Saif al-Islam Gaddafi returned from a trip to London. According to Richard Worth (a New York Times journalist who has long covered Libya), when Libyan state media announced Muammar Gaddafi's son would deliver a televised speech, Libyans "expected Saif to announce that his father was stepping down and that he would inaugurate a new era of milder autocracy and neoliberal reforms".
Instead, he embraced his father's brutality. He wagged his finger at the camera, denounced the "storm of democracy", and warned that, "All of Libya will be destroyed."
If the door had ever been cracked open by New Zealand's Government, it slammed shut. McCully denounced the violence in Libya and said of Muammar Gaddafi, "This man has shown for many years that he is irrational and self-absorbed. We know now that he has no compunction in killing his own people to hang on to power."
The revolution turned violent. Airstrikes by Western militaries stymied the regime, which collapsed after months of fighting. Revolutionaries surged into Tripoli. Muammar Gaddafi was found hiding in a stormwater pipe on the outskirts of Sirte and met his end.
Saif al-Islam Gaddafi fled, but, while trying to escape to Niger, was captured by an independent militia and secreted away to the mountain town of Zintan. Libya descended into civil war.
Like a striptease
In 2020, the United Nations brokered a ceasefire between Libya's factions, and plans were made to hold democratic elections later this year. The news prompted hope for the country's future and curiosity about a figure from its past: what role would the son of Muammar Gaddafi play?
This year, Worth became the first Western journalist to interview Saif al-Islam Gaddafi in a decade. They met in an opulent two-storey villa in the mountains near Zintan. Worth noted that something was missing: Gaddafi 's right thumb and forefinger. He claimed they had been severed by shrapnel from a Nato airstrike. Other reports say the Zintan militia cut them off as punishment for his finger-wagging.
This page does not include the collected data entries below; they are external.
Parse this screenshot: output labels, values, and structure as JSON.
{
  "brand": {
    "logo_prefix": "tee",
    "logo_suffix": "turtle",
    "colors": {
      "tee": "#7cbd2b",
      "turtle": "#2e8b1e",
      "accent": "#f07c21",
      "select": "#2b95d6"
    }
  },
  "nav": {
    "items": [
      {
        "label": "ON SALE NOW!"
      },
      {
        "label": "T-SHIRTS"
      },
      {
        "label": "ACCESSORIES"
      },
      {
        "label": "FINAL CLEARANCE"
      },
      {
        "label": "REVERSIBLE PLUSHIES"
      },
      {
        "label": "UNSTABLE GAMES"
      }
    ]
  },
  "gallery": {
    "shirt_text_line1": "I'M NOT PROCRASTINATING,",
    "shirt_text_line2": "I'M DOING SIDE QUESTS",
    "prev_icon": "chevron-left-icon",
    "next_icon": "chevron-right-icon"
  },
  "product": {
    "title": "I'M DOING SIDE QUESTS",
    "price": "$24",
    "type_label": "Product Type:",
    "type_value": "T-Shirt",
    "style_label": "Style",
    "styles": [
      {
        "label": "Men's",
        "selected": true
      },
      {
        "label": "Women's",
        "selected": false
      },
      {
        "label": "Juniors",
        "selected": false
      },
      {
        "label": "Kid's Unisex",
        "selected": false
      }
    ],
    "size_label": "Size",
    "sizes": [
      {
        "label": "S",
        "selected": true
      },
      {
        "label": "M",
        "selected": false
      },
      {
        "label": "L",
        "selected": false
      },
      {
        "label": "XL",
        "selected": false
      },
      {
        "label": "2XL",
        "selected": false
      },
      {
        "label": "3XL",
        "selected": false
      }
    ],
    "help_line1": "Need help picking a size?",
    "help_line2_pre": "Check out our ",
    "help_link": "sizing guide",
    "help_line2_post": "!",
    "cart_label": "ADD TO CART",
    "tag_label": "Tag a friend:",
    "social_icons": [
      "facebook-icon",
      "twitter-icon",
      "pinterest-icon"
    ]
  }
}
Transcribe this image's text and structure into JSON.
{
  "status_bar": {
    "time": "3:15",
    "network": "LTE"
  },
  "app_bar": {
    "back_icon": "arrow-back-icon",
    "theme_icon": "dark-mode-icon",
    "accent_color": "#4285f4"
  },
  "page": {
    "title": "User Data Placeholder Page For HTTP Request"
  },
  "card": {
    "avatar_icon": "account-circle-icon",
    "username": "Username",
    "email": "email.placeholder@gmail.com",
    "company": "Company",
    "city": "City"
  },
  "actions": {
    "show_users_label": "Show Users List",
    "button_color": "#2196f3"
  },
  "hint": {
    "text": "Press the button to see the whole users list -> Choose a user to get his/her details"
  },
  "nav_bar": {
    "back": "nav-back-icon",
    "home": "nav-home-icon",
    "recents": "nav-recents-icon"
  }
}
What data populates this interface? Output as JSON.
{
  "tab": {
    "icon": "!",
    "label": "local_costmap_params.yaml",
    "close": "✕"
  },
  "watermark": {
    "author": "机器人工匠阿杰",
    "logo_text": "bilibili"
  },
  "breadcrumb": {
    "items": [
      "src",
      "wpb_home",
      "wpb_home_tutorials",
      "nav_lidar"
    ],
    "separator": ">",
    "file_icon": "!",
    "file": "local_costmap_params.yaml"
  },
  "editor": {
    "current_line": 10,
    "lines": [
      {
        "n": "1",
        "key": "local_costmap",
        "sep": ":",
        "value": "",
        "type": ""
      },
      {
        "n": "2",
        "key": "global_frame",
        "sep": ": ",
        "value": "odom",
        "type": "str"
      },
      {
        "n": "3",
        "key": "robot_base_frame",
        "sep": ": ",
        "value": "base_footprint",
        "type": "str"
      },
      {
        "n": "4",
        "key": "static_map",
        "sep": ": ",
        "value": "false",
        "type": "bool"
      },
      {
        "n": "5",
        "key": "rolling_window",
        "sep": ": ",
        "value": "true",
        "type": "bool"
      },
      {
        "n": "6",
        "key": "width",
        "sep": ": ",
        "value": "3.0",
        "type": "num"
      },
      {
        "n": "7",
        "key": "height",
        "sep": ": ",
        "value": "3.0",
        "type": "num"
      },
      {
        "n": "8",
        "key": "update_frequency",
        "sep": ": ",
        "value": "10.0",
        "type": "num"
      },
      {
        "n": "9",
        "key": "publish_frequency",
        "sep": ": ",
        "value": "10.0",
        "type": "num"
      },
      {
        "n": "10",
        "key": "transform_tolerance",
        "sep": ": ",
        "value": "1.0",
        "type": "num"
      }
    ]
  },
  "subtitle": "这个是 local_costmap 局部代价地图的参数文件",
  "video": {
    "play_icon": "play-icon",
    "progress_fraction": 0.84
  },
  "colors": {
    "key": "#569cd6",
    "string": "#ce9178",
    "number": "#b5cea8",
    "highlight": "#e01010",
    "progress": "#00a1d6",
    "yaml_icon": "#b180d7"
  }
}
He also claimed the Zintan militia had grown disillusioned and freed him. "Can you imagine?" he asked Worth. "The men who used to be my guards are now my friends."
The interview reads like a campaign launch, but at that stage, he remained coy about the presidency. "I've been away from the Libyan people for 10 years," he explained. "You need to come back slowly, slowly. Like a striptease. You need to play with their minds a little."
Libya's limited polling indicates he may be in with a chance, as a result of nostalgia for a time when the country was comparatively stable. If he is successful, it would be a bizarre twist of history. He continues to denounce the protesters who overthrew his father's regime, and refuses to criticise his father in strong terms. A victory would in many ways be a damning repudiation of the Arab Spring.
In the decade since Gaddafi's visit, the Boults have alternated between bemusement at their brush with Libyan politics and shock at their guest's roller-coaster journey. "I don't really know how to feel," says Victoria Boult. "He seemed super lovely to me, but I was also very young and it was a very different political context. A lot has changed, in retrospect. It's something that exists in a very strange grey area."
Her lasting memory is of a supremely confident man who was certain of his own power. "It's fascinating to see that he might have been right. He's been able to use his charisma and resourcefulness to pull himself back."